Sunday, July 31, 2005

Here we go again:

In a coffee shop in Bozeman. Almost missed the flight here, had to utilize many many skills to get on the plane (thanks to many people for skill development such as dad, andy, steve...)

Ate some food, saw my stuff in a few good places, sent an email in spanish, sent a few others in my best attempt at english

i need to figure out a way to better manage the business. Focus on operations.

Thursday, July 28, 2005

An actual vacation came and went. i'll do it again.

I'm ready for a break from this break-neck work pace - - or the money to make it worth-while.

fucking money

fucking housing market

fucking desires

fucking image

fucking image problems

fucking a lot of more things that the abovementioned pace won't allow for me to elaborate any further...

Monday, July 18, 2005

So I am old. we are getting old. Elaine and I rode on a ride at Lakeside and both of us got sick. not vomiting, but queezy and off-kilter. we even sat around for like 30 minutes to get back to normal. what the fuck. I guess my dreams of being an ASTRONAUT are over... UNLESS, maybe! YES. I was sick because the ride didn't spin fast enough. that must be it. my body was hyper prepared, and over compensated.

Thursday, July 14, 2005

so tired

Tuesday, July 12, 2005

wow dude (I guess maybe what I was trying to say is wooooahhhhh dude, actually)

whirlwind.

I've read a good book, eaten a lot of good meals and skipped about as many. I feel almost guilty now - maybe because this is so cool, and maybe because I don't work hard enough, and maybe because I fear my work doesn't merrit these rewards, and maybe because I'm nearing exhaustion.

I've had my luggage lost (twice), a flight cancelled, seen some cool shit, talked with some pretty fucking influential people. I know I've dreamed of living a month almost exactily like this for years.



I learned something (else) from someone wonderful last night.
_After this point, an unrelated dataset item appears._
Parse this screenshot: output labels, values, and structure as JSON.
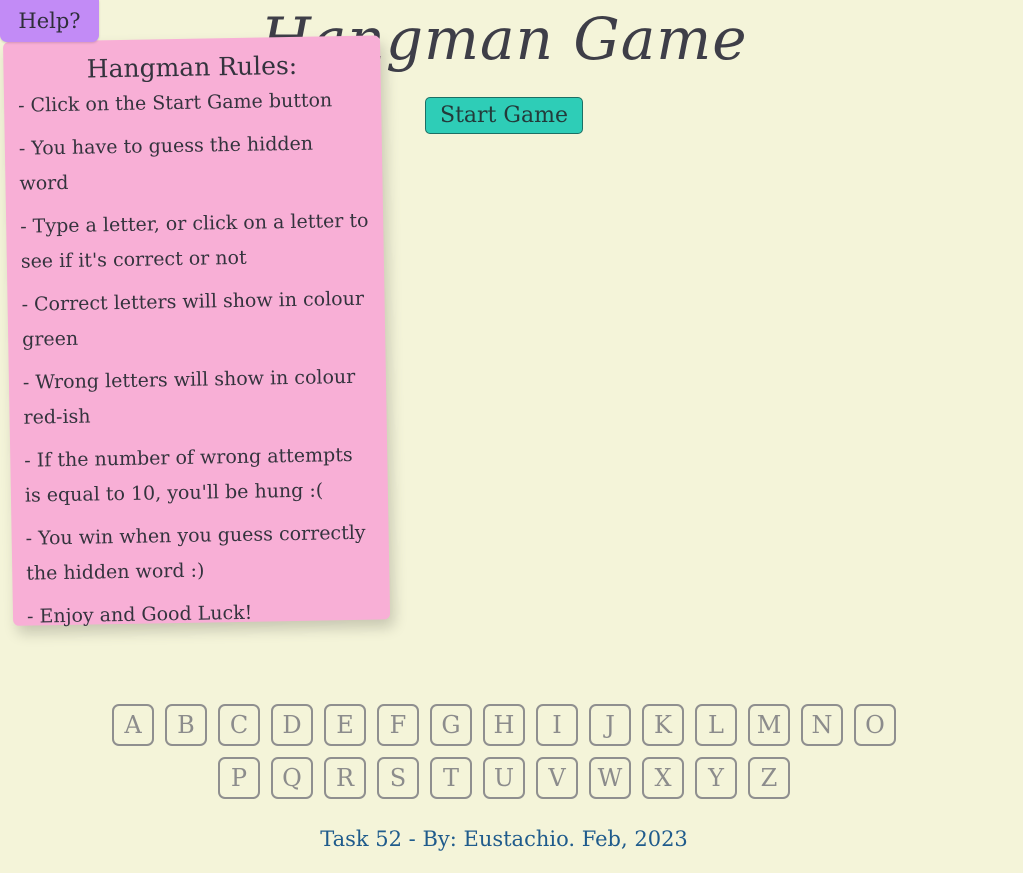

It was something I (and everyone) probably knows - but, for me, it must have been only on a subconsious level. but it is this: when making a moral/ethical decision and what I want to do makes me seek the approval/backing of others - it probably is a poor decision.


And I think that all of this is how a lot of this came about. my paranoia, self-doubt, my drive to pursue the next step. my guilt. for knowing that I'm not preforming near my potential, not working hard as I could, not giving 100%.
BUT I am getting better. I'm giving a lot, and trying hard (most of the time)
I shouldn't feel bad because I am here.
I shouldn't feel bad because I'm here.
I should not feel bad because I'm here.

Wednesday, July 06, 2005

So a few friends and I were chatting with Sergey Brin (one of the cofounders of Google - ya know) and then 'ol Steve Jobs walks by and stops to chat. we all talked for a while. really.
So I'm back in Sun Valley-

same people,same scedule, same goods and bads.